Dagli accertamenti, con la collaborazione della Questura di Roma, è emerso che quella stessa mattina un’anziana quasi 70enne della Capitale aveva denunciato una truffa con la tecnica del “finto carabiniere”. Una telefonata da un sedicente appartenente alle Forze dell’Ordine segnalava un grave problema che avrebbe coinvolto la figlia, chiedendo denaro e preziosi come “garanzia”.
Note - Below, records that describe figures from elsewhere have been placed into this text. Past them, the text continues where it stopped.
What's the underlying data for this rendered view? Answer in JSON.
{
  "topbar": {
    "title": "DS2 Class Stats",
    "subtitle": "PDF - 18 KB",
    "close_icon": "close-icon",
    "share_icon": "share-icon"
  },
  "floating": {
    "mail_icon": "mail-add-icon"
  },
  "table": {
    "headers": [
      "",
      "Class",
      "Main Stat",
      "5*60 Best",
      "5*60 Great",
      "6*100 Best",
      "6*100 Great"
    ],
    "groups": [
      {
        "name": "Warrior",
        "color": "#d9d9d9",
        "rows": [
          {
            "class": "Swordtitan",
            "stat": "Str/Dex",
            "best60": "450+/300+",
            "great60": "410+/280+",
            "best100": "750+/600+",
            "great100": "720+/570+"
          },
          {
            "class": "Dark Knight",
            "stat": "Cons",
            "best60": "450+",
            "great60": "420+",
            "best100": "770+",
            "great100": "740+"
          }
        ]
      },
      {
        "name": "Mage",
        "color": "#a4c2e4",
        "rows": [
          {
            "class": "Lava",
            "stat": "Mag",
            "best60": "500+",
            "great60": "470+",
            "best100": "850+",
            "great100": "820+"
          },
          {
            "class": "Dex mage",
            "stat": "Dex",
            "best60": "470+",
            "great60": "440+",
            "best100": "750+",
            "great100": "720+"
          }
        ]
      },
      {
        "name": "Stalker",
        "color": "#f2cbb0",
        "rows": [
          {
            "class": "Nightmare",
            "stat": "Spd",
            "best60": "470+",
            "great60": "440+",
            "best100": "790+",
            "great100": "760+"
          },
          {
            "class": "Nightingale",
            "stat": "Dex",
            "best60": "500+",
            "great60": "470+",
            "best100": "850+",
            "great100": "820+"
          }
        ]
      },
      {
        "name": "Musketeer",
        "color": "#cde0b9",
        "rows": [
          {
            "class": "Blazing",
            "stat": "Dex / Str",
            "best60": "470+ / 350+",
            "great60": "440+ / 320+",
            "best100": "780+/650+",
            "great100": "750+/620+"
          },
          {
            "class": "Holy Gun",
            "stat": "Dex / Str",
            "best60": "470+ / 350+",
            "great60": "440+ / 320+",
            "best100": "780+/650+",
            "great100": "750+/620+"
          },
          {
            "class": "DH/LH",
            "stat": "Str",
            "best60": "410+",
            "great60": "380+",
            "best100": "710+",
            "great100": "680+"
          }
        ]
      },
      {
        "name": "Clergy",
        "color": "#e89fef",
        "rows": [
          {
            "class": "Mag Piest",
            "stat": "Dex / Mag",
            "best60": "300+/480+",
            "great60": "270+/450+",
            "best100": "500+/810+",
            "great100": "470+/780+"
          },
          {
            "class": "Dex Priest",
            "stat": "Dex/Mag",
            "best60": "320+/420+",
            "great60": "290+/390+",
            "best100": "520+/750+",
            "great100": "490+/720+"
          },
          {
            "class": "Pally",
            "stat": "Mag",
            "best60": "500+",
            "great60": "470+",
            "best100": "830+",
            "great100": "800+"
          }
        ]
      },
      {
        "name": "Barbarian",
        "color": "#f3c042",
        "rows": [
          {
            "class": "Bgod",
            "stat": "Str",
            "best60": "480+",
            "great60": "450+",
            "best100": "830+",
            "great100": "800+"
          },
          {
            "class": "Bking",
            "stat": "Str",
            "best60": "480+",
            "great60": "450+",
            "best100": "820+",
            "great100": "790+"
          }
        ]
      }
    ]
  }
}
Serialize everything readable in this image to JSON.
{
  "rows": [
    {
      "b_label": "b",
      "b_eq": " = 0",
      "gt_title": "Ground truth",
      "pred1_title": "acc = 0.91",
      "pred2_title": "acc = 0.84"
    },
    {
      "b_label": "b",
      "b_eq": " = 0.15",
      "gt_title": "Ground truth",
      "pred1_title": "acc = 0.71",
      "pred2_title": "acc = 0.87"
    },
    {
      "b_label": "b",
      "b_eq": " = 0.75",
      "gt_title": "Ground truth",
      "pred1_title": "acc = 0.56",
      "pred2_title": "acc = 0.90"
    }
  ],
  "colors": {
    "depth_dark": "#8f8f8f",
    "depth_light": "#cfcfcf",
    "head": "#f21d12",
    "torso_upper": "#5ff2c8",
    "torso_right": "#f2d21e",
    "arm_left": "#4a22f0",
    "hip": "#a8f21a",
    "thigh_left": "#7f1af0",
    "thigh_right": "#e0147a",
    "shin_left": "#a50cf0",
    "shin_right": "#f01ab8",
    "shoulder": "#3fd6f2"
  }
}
La donna, convinta, aveva consegnato un cofanetto a un giovane presentatosi a casa. I preziosi recuperati a Gaeta sono stati riconosciuti dalla vittima, così come il ragazzo in sede di individuazione fotografica.
Il giovane è stato arrestato in quasi flagranza per truffa aggravata e, su disposizione della Procura di Cassino, posto ai domiciliari in attesa di convalida. Oggi il gip di Cassino ha convalidato l’arresto e disposto l’obbligo di dimora nel comune di residenza.
Refurtiva recuperata e in via di restituzione. La Polizia rinnova l’appello: non consegnare mai denaro o preziosi a sconosciuti che si spacciano per Forze dell’Ordine, avvocati o incaricati di familiari, e chiamare subito il 112 in caso di dubbio.